The decision of the government to back all of the recommendations of John Fingleton’s Nuclear Regulatory Review in full will mean that Britain is taking the steps it needs to fix its nuclear industry. The ability for excessive regulation and a process-first approach to get in the way of key infrastructure will be curbed, and the result will have a serious impact on our energy prices and, in turn, growth rates.

The Government should be commended both for this and for pledging to take the same approach across its industrial strategy. Any party that is remotely interested in fixing our growth problem and addressing all of the other problems it underpins, from stalled living standards to our fiscal difficulties, must follow suit. This is the sort of approach that should have been taken more boldly when the Conservatives were in power, and should form the basis of their approach to regulation from here on out.

Elsewhere in the budget itself were other small but not insignificant wins. William Hague has highlighted the increased budget for UK Research and Innovation which is one of the ways government spending could actually have an outsized impact on technological innovation, and the growth that can follow.

Scrapping the plans to hike landfill tax to a level that would destroy any remaining hope of hitting housebuilding targets is sensible, if obvious, too. It pays to listen when intelligent people point out your plans will have severe unintended consequences.

And we should not take for granted the growing of the Chancellor’s fiscal headroom, a welcome dose of fiscal conservatism even if she got there the wrong way.

However, the best news from the budget was arguably in what it didn’t do, more than what it did. At the top of that list is the lack of a full-fat wealth tax; the popular measure growing traction by the day across the left as the illusory solution to all our fiscal problems. The arguments against a full-on wealth tax are clear – it wouldn’t raise anywhere near the money its proponents suggest, and the negative effects, mainly of capital flight, would far outweigh any positives. There’s a reason so many countries that have tried something similar have reversed course.

It should go without saying that any centre-right opposition party would do well to avoid a wealth tax too, but the real lesson to learn here is that you can and should avoid populist solutions that would get easy headlines but do more harm than good. The Treasury did well to pour cold water on the idea of a full wealth tax throughout the many months of budget speculation (no doubt to prevent that capital flight kicking in pre-emptively), instead offering their own solutions firmly but clearly, and frequently.

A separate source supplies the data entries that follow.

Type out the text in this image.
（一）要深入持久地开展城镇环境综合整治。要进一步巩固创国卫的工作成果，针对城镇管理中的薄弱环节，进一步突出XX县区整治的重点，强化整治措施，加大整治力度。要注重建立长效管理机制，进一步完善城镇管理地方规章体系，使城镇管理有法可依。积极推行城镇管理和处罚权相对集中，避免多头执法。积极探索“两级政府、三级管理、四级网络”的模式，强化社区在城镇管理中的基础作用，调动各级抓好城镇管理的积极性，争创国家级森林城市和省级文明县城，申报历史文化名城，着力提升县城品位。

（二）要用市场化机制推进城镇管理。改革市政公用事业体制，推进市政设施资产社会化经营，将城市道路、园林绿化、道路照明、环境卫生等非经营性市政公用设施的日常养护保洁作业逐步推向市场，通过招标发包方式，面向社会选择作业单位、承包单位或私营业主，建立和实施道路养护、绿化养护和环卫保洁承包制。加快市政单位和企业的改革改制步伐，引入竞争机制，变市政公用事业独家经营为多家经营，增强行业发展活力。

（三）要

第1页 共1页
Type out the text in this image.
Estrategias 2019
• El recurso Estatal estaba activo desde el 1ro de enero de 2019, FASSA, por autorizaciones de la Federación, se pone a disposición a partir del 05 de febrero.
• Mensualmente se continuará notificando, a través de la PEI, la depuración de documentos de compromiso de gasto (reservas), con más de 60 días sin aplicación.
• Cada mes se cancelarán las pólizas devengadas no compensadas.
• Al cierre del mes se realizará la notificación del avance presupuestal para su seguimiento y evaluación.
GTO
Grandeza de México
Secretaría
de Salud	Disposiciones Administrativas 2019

Obviously, they did raise taxes on wealth in other ways that will have adverse effects, but by doing so they managed to avoid something far worse. That is not to say any government should look to tax wealth sneakily, quite the opposite, but it does show that just because your political camp has a bright idea that would go down well with voters, it does not mean it’s a good idea, or that it can’t be avoided.

However, for all of the attempt to find the positives, the biggest lesson for the Conservatives and any other opposition party from last week’s budget is a negative one. It was a lesson in what not to do.

The problems that Britain and its state face have been laid bare. We are quickly running out of road on the old way of doing things, of scrambling around to find the money to cover a bloated welfare and pensions bills, of loading more and more on top of a population who are already overburdened by a system in which the rates are two high and the structure is broken, disincentivizing investment and work at all the wrong times, and undermining growth.

It was a muddling-on budget, at exactly the time we need someone to stand up and shout stop. Someone to tell the truth – that the system is broken and without serious reform the social contract will break down entirely. This isn’t a problem that can be fixed in one budget, but last week’s events were illustrative of this government’s head-in-the-sand approach: keep the backbenchers happy and keep trucking on. It only takes a quick glance at the polls to see that this isn’t working with the public either. To the party willing to grasp this nettle will go the victory and the spoils.